Researcher corrections made through the review interface are stored and incorporated into the training pool, enabling an online feedback loop: scoring weights adapt passively as researchers use and correct the system. Preliminary simulations suggest that 20–30 corrections are sufficient to adapt weights to a new conflict zone.

Research Significance

Geocoding is often treated as a solved problem — a lookup, not a research decision. In conflict and human rights research, that assumption is wrong, and its consequences are not trivial. A misresolved village displaces a forced labour site by 50 kilometres. A wrong-country match inverts a displacement pattern.

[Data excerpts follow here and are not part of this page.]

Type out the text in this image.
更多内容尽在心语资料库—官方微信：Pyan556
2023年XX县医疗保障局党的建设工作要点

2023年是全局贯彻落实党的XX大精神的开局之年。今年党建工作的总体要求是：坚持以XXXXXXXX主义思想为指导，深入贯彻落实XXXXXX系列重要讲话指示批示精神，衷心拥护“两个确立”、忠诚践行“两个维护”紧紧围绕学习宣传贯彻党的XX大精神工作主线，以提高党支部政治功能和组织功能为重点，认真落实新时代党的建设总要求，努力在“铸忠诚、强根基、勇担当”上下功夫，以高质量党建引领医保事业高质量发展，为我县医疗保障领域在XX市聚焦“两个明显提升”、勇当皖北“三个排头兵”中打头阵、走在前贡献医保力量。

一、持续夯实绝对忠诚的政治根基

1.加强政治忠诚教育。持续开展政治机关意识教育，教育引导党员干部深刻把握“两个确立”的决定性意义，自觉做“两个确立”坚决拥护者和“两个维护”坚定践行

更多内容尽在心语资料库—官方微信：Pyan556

A temporal anachronism places survivors in a geography that did not exist when their testimony was recorded.

Topodex addresses these failures not by replacing geocoders but by making their outputs accountable to document context. The result is a system that is simultaneously more accurate and more transparent — one where every geographic claim can be traced, challenged, and corrected by the researchers who depend on it.

The five research contributions — a formal failure mode taxonomy, context-aware candidate reranking, spatial coherence validation, a full audit chain, and multi-source corroboration — each address a distinct gap in the existing geocoding literature, and together constitute a framework specifically designed for the evidentiary standards of conflict and human rights scholarship.